Il trapper Jordan Tinti ritenta il suicidio in carcere e scrive una lettera al padre

Il rapper di Bernareggio in carcere a Pavia avrebbe provato per la seconda volta il gesto estremo e ha scritto una lettera indirizzata al padre.

Jordan Jeffrey Baby avrebbe tentato ancora una volta il suicidio ma forse l’istinto di sopravvivenza l’ha salvato. “Lo hanno trovato in cella a terra con una ferita alla testa, privo di sensi, segno che la corda o il lenzuolo che ha utilizzato si è strappato quando è caduto a terra” ha raccontato il suo avvocato, Federico Edoardo Pisani, aggiungendo che la notizia gli sarebbe arrivata dal suo cliente.

Il trapper Jordan Tinti ritenta il suicidio e la lettera al padre

Accanto al corpo del ragazzo, una lettera indirizzata al padre: “Se starai leggendo questa lettera è perché dopo l’ennesimo tentativo di riabbracciarti e trascorrere con te tutto il tempo perso in questi anni, che fin dal primo giorno in cui sono entrato dentro le mura dell’inferno, ho avvertito una voglia matta di recuperare. Ho ceduto e perso la mia più importante battaglia: quella contro la depressione, che mi affligge da mesi ormai. Non avrei molto da aggiungere, ma allo stesso tempo ho un’infinità di cose. Ma le lacrime che sto versando mentre ti scrivo tutto ciò mi bloccano e limitano a chiederti solo scusa e perdono. Scusa per non essere mai riuscito ad essere il figlio perfetto né tanto meno mai un buon figlio. E scusami per tutto il dolore arrecato in questi anni e al dolore ti arrecherà questo mio gesto disperato, ma ti chiedo di comprendere allo stesso tempo tutto il dolore percepito, al quale oggi voglio porne fine. Voglio che tu sappia che, anche senza avertelo mai esternato, sei la persona che più ho amato in questa breve ma intensa vita. Voglio che la forza che hai sempre avuto non ti abbandoni nemmeno questa volta, perché sei la persona più forte che abbia mai conosciuto. Ti ho sempre ritenuto una sorta di supereroe, il mio preferito. Ovunque sarai sarò sempre con te, non dimenticarlo. Che giustizia venga fatta, con o senza di me in vita. Non smettere mai di lottare. Fallo per me”. “

Il trapper Jordan Tinti ritenta il suicidio e i timori dell’avvocato

Non capisco come abbia potuto mettere in atto un gesto del genere, e per la seconda volta – precisa l’avvocato Pisani – in quanto sotto sorveglianza particolare da tempi non sospetti. Ma a questo punto cosa stanno aspettando? Che magari ci riesca davvero? Del resto anch’io non nascondo che non so cosa altro fare. L’ho visto il giorno dopo l’accaduto e mi rendo conto che sente il peso di un’ingiustizia che, dico la verità, sento anch’io. Credo che sia veramente esagerato il trattamento che gli stanno riservando”. Jordan Tinti, e il suo amico Gianmarco Fagà, ricordiamo che durante la rapina consumata presso la stazione ferroviaria di Carnate, il 10 agosto dello scorso anno,  presero di mira il nigeriano Iyaogeh Francis Aliu accompagnando le loro “gesta” da grida razziste che probabilmente, nelle valutazioni penali dei magistrati, non passano certo in secondo piano: “Vogliamo ammazzarti perché sei nero” avevano urlato.
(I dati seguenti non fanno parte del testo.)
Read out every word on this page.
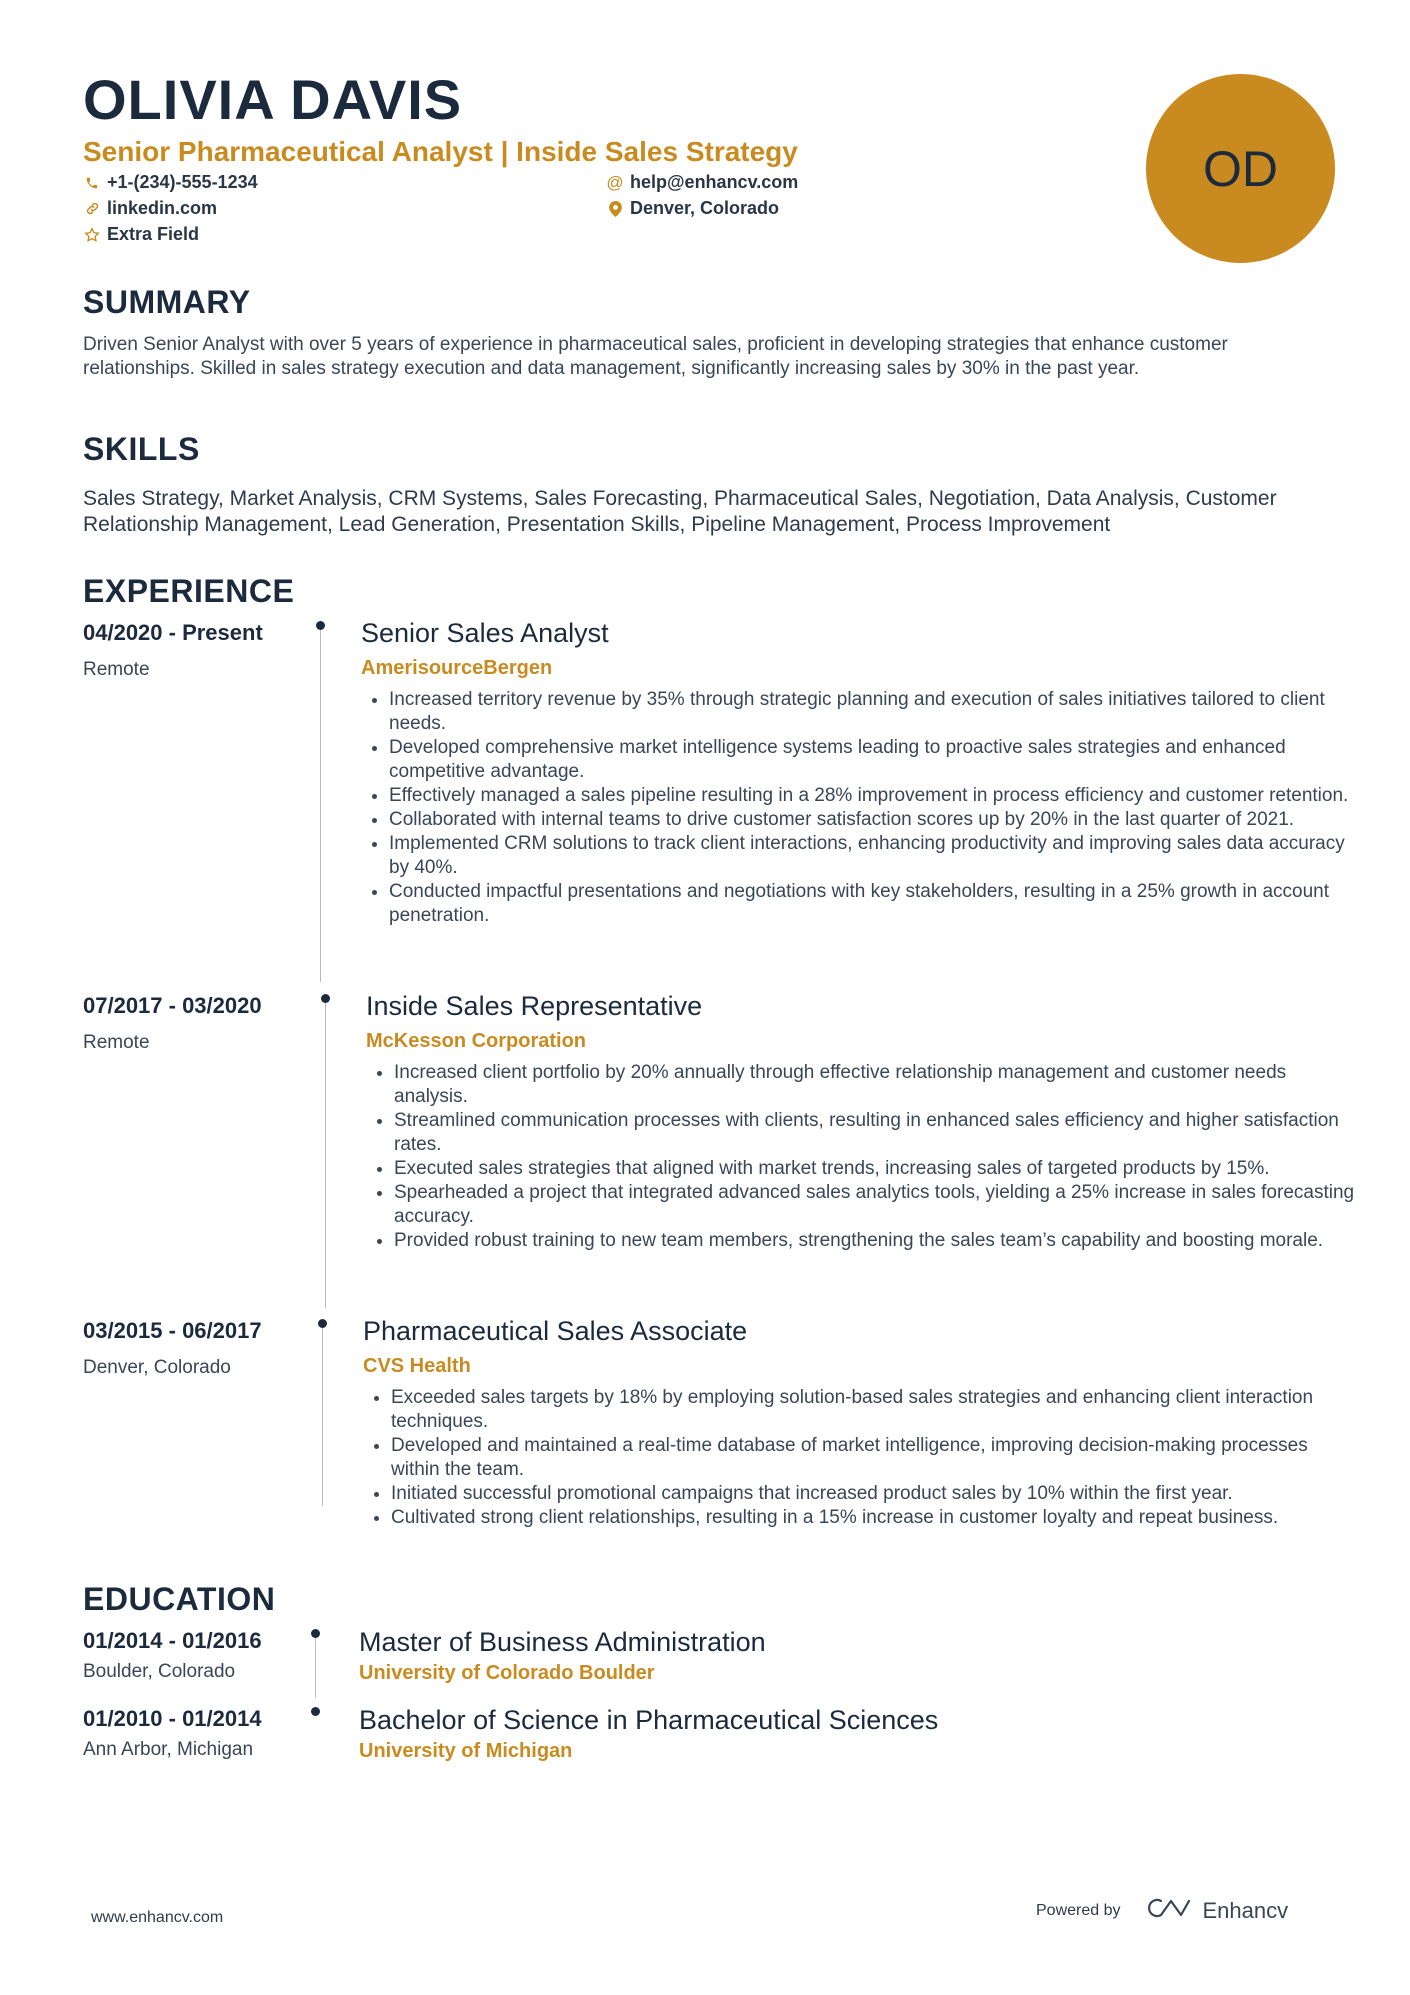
OLIVIA DAVIS
Senior Pharmaceutical Analyst | Inside Sales Strategy
+1-(234)-555-1234	@ help@enhancv.com
linkedin.com	Denver, Colorado
Extra Field
OD
SUMMARY
Driven Senior Analyst with over 5 years of experience in pharmaceutical sales, proficient in developing strategies that enhance customer relationships. Skilled in sales strategy execution and data management, significantly increasing sales by 30% in the past year.
SKILLS
Sales Strategy, Market Analysis, CRM Systems, Sales Forecasting, Pharmaceutical Sales, Negotiation, Data Analysis, Customer Relationship Management, Lead Generation, Presentation Skills, Pipeline Management, Process Improvement
EXPERIENCE
04/2020 - Present
Remote
Senior Sales Analyst
AmerisourceBergen
• Increased territory revenue by 35% through strategic planning and execution of sales initiatives tailored to client needs.
• Developed comprehensive market intelligence systems leading to proactive sales strategies and enhanced competitive advantage.
• Effectively managed a sales pipeline resulting in a 28% improvement in process efficiency and customer retention.
• Collaborated with internal teams to drive customer satisfaction scores up by 20% in the last quarter of 2021.
• Implemented CRM solutions to track client interactions, enhancing productivity and improving sales data accuracy by 40%.
• Conducted impactful presentations and negotiations with key stakeholders, resulting in a 25% growth in account penetration.
07/2017 - 03/2020
Remote
Inside Sales Representative
McKesson Corporation
• Increased client portfolio by 20% annually through effective relationship management and customer needs analysis.
• Streamlined communication processes with clients, resulting in enhanced sales efficiency and higher satisfaction rates.
• Executed sales strategies that aligned with market trends, increasing sales of targeted products by 15%.
• Spearheaded a project that integrated advanced sales analytics tools, yielding a 25% increase in sales forecasting accuracy.
• Provided robust training to new team members, strengthening the sales team’s capability and boosting morale.
03/2015 - 06/2017
Denver, Colorado
Pharmaceutical Sales Associate
CVS Health
• Exceeded sales targets by 18% by employing solution-based sales strategies and enhancing client interaction techniques.
• Developed and maintained a real-time database of market intelligence, improving decision-making processes within the team.
• Initiated successful promotional campaigns that increased product sales by 10% within the first year.
• Cultivated strong client relationships, resulting in a 15% increase in customer loyalty and repeat business.
EDUCATION
01/2014 - 01/2016
Boulder, Colorado
Master of Business Administration
University of Colorado Boulder
01/2010 - 01/2014
Ann Arbor, Michigan
Bachelor of Science in Pharmaceutical Sciences
University of Michigan
www.enhancv.com	Powered by	Enhancv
Il trapper Jordan Tinti ritenta il suicidio e la possibile comunità

Frasi che fecero scattare la grave accusa di discriminazione razziale. I giudici, nelle motivazioni del rigetto della domanda di misura alternativa presentata l’11 gennaio scorso, avevano anche affermato di apprezzare la presa di coscienza dei suoi problemi, la volontà di prendere contatti con il Sert e le visite con uno psicologo del carcere. Sostengono che sia necessario che il ragazzo inizi un percorso terapeutico in comunità. E proprio nella giornata di martedì 14 febbraio, ci ha confermato il suo avvocato: “ha ricevuto una telefonata dal Sert di Vimercate dove gli è stato comunicato che c’è un posto disponibile“.